Laik Cumhuriyetimize ışık tutan eserleriyle, sahip çıkan; Türk milletinin gönlünde özel bir yeri olan Turgut Özakman, Eylül ayının dökülen yapraklarına kapılarak, yaşamdan göçtü.
Yazar, tiyatro ve edebiyat dünyasının duayenlerinden Turgut Özakman 83 yaşındaydı. ''Genellikle insanlar doğum günlerini takip eden günler içinde ölürler'' cümlesini bir yerde okumuştum. Özakman'da 1 Eylül doğumluydu.
İlk oyununu 16 yaşında yazdı. ''Pembe Evin Kaderi'' adlı oyunu sahne aldığında 21 yaşındaydı. Hukuk okudu, avukatlık yaptı ama yazının çekiciliğine karşı koyamayarak; Köln Üniversitesinde tiyatro eğitimi aldı. TRT kurumu Merkez Daire Başkanlığı yaptı. ''Radyo Notları'' adlı kitabı ve radyo oyunları yazdı. Ankara Üniversitesi Dil ve Tarih-Coğrafya fakültesi, Tiyatro Kürsüsü'nde ' Dramatik Yazarlık'' dersi verdi.
Turgut Özakman akılcı, kıvrak zekasıyla kalemi çok güçlü bir oyun yazarıydı. İletişim dünyasına ve tiyatro eğitimine büyük katkıları olan Özakman'ın şu sıra İstanbul şehir Tiyatrolarında ''Ocak'' adlı oyunu sergileniyor.
Yazma tutkusu o kadar derinden ve doğaçlama geliyordu ki, akıcı uslubuyla 1965 itibariyle roman yazmaya başladı. ''Korkma İnsancık Korkma, Romantika'' romanlarıyla Türk Edebiyatı içinde ki yerini alan Özakman, '' Şu Çılgın Türkler'' romanıyla Edebiyat dünyasını salladı. Ardından ''Diriliş, Çanakkale 1915'' ve ''Cumhuriyet'' üçlemesi geldi.
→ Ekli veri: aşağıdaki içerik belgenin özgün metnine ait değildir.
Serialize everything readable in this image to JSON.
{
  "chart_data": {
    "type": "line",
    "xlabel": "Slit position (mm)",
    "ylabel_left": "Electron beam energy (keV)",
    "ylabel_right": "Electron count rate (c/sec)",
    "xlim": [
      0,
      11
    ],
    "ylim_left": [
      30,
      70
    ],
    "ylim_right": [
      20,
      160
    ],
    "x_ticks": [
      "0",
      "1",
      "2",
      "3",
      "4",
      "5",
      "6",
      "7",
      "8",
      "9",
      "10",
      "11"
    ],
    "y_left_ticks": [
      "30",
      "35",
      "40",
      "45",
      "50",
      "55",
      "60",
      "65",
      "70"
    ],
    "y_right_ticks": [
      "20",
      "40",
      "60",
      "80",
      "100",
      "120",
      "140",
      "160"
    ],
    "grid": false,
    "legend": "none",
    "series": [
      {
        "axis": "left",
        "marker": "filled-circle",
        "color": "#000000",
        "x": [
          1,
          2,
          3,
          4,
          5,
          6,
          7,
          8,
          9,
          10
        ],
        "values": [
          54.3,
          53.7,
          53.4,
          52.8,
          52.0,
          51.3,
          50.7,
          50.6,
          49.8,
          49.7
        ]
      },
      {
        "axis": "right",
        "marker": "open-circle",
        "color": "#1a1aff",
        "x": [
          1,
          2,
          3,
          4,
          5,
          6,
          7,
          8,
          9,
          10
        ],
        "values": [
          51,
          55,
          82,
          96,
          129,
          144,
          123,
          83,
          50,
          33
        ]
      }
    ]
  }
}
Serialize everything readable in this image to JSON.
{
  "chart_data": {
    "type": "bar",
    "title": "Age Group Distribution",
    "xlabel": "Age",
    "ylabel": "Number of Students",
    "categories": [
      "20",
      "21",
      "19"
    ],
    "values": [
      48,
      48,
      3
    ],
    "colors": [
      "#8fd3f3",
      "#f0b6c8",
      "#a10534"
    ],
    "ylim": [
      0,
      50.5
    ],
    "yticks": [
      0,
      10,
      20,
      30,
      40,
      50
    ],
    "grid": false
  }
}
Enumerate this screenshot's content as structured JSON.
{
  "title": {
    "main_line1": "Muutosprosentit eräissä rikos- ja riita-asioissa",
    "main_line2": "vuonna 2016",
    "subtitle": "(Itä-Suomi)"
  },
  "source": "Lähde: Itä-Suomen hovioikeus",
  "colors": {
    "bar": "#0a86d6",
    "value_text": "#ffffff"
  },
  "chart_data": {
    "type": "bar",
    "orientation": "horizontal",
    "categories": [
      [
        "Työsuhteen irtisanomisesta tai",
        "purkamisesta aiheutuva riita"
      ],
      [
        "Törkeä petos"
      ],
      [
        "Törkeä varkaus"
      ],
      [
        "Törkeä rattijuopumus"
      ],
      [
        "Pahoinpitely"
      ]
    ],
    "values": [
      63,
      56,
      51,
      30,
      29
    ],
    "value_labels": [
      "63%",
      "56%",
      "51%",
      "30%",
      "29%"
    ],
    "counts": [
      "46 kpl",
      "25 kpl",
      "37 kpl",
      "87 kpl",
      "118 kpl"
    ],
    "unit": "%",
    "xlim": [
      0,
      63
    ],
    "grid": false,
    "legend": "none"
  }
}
Turgut Özakman, Türkiye Cumhuriyeti'nin geçmiş dönemlerini, anlatıp, tanıtarak yeni nesillere aktarmış oldu. 1948 yılı itibariyle, titiz bir çalışmayla belgeler, kitaplar ve anılar biriktiren yazar; gerçek bilgilere dayanan olaylarla Türk Milleti'nin geçmişine ışık tutarak, hafızalarımızı parlattı.
Hasta olduğu süre içinde bile günde 8-12 saat çalışan Özakman, Şu Çılgın türkler kitabının ardından, Türkiye'nin her yanına giderek okurlarıyla buluştu. Rahatsız olduğu dönemlerde fuarlarda cam kulube içinde kitaplarını imzaladı. Gördüğü ilgi ve sevgiyle milyonlarca okurunun kalbinde taht kurduğunun bilincindeydi. O ölmeden ardını görebilen nadir kullardan biriydi.
2013 Eylül ayı da geleneği bozmadı. Değerlerimizi, sevdiklerimizi aramızdan alıp, ebediyete göndermeye devam ediyor. Doğduğumuz andan itibaren büyüdüğümüze sevinirken, ölüme adım adım yaklaştığımızı, nasıl da unutuyoruz.
Sevdiğim bir yazarın, etkilendiğim, bende iz bırakan, ''Ardında İz Bırakmak'' isimli bir yazısı vardır. Kestim, saklıyorum.
İşte bütün olay bu! Ardında güzel bir iz bırakarak yokluğa karışmak...
''Çanakkale'' romanını yazarken, 8 ay gerçekten eve kapananTurgut Özakman, bunun en güzel kanıtıdır.
Çılgın Türk Özakman sonsuza dek hatırlanacaksın, mekanın cennet olsun.